I went to BlogPulse to see how the keywords “ESRI”, “ArcGIS” and “Google Earth” rated over the past month. You can see on the graph below that there is almost no blip for ESRI, even with the increased focus on GIS brought out by Google Earth.

Esri google blogpulse1

As the 25th ESRI International User Conference is upon us, I also thought it would be nice to see how they keyword ESRI compared against the Where 2.0 conference. I wonder if ESRI will see a similar spike later this month. With the lack of bloggers talking about ESRI these days, I sincerely doubt it. To ignore the blogosphere is ignoring your customers.

Esri where blogpulse1

Categories
Thoughts

Users debate costs of Google Earth vs. ArcGIS

Konquest Online posts about their thoughts on Google Earth (dead link):

“I think that GIS producers should be humbled by the work that has been done at
Google and Keyhole. It’s not perfect yet, but it was developped in about one
year, has a great interface and is free. I’ve only downloaded Google Earth, but
they also offer the software in two other flavours: Google Earth Plus (which features GPS integration, higher print resolution and more powerful annotation features) and Google Earth
Pro
(with a ton of features and can be compared with commercial GIS) But the Pro version is still priced only 400 US$/year, compared to the 10 000+ $ needed to acquire ESRI’s ArcGIS.”

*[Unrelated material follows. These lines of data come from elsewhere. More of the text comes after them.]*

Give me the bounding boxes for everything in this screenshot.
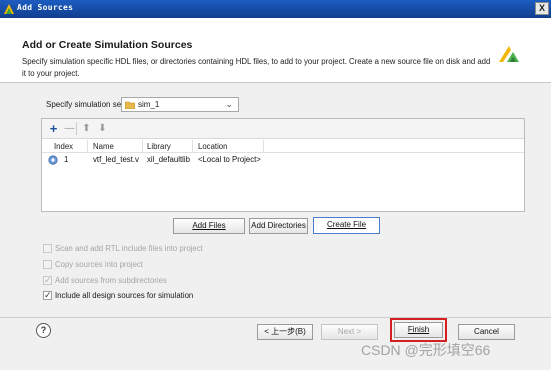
- row-name: vtf_led_test.v: [93, 155, 139, 164]
- chevron-down-icon: ⌄: [225, 99, 233, 109]
- include-design-sources-label: Include all design sources for simulatio…: [55, 291, 194, 300]
- cancel-label: Cancel: [474, 327, 499, 336]
- column-divider: [87, 140, 88, 153]
- header-area: Add or Create Simulation Sources Specify…: [0, 18, 551, 82]
- scan-rtl-label: Scan and add RTL include files into proj…: [55, 244, 203, 253]
- page-title: Add or Create Simulation Sources: [22, 39, 193, 51]
- row-library: xil_defaultlib: [147, 155, 190, 164]
- move-up-icon[interactable]: ⬆: [80, 122, 93, 135]
- add-files-label: Add Files: [192, 221, 226, 230]
- table-row[interactable]: 1 vtf_led_test.v xil_defaultlib <Local t…: [42, 153, 524, 167]
- add-directories-button[interactable]: Add Directories: [249, 218, 308, 234]
- column-divider: [192, 140, 193, 153]
- col-library-header: Library: [147, 142, 171, 151]
- row-location: <Local to Project>: [198, 155, 261, 164]
- add-source-icon[interactable]: +: [47, 122, 60, 135]
- add-directories-label: Add Directories: [251, 221, 306, 230]
- include-design-sources-checkbox[interactable]: ✓: [43, 290, 52, 300]
- help-button[interactable]: ?: [36, 323, 51, 338]
- simset-label: Specify simulation set:: [46, 100, 126, 109]
- scan-rtl-checkbox[interactable]: [43, 244, 52, 253]
- add-files-button[interactable]: Add Files: [173, 218, 245, 234]
- move-down-icon[interactable]: ⬇: [96, 122, 109, 135]
- remove-source-icon[interactable]: —: [63, 122, 76, 135]
- page-description: Specify simulation specific HDL files, o…: [22, 57, 491, 78]
- copy-sources-checkbox[interactable]: [43, 260, 52, 269]
- next-button[interactable]: Next >: [321, 324, 378, 340]
- checkmark-icon: ✓: [44, 290, 52, 300]
- checkmark-icon: ✓: [44, 275, 52, 285]
- next-label: Next >: [337, 327, 362, 336]
- toolbar-divider: [76, 122, 77, 135]
- col-index-header: Index: [54, 142, 74, 151]
- window-title: Add Sources: [17, 3, 74, 12]
- copy-sources-label: Copy sources into project: [55, 260, 143, 269]
- simset-folder-icon: [125, 101, 135, 109]
- back-button[interactable]: < 上一步(B): [257, 324, 313, 340]
- column-divider: [142, 140, 143, 153]
- sources-panel: + — ⬆ ⬇ Index Name Library Location 1 vt…: [41, 118, 525, 212]
- finish-button[interactable]: Finish: [394, 322, 443, 338]
- add-subdirectories-checkbox[interactable]: ✓: [43, 275, 52, 285]
- col-location-header: Location: [198, 142, 228, 151]
- add-subdirectories-label: Add sources from subdirectories: [55, 276, 167, 285]
- col-name-header: Name: [93, 142, 114, 151]
- watermark: CSDN @完形填空66: [361, 342, 491, 358]
- back-label: < 上一步(B): [264, 327, 306, 336]
- row-index: 1: [64, 155, 69, 164]
- title-bar[interactable]: Add Sources X: [0, 0, 551, 18]
- create-file-label: Create File: [326, 220, 367, 229]
- close-button[interactable]: X: [535, 2, 549, 15]
- column-divider: [263, 140, 264, 153]
- simset-dropdown[interactable]: sim_1 ⌄: [121, 97, 239, 112]
- vivado-icon: [4, 4, 14, 14]
- cancel-button[interactable]: Cancel: [458, 324, 515, 340]
- sources-toolbar: + — ⬆ ⬇: [42, 119, 524, 139]
- table-header: Index Name Library Location: [42, 140, 524, 153]
- vivado-logo-icon: [499, 46, 519, 62]
- create-file-button[interactable]: Create File: [313, 217, 380, 234]
- finish-label: Finish: [407, 325, 430, 334]
- simset-value: sim_1: [138, 100, 160, 109]
- hdl-file-icon: [48, 155, 58, 165]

While I too am quite impressed at the ease of use that Google Earth brings to desktop GIS, lets not lose site of the fact that is is only a viewer of GIS. ArcGIS, while more expensive allows GIS analysis as well as viewing the same and more GIS datasets that Google Earth does. Also ArcView is “only” about $1,500 and the 3D Analyst extension is about “$2,500”, much less that the $10,000+ figure quoted above. To compare Google Earth with ArcGIS is about the same as comparing Word Pad with Microsoft Word. To even list all the functions that ArcView does beyond Google Earth would take pages on pages of this blog. Don’t lose sight of the purpose of Google Earth, nor what ArcGIS is about.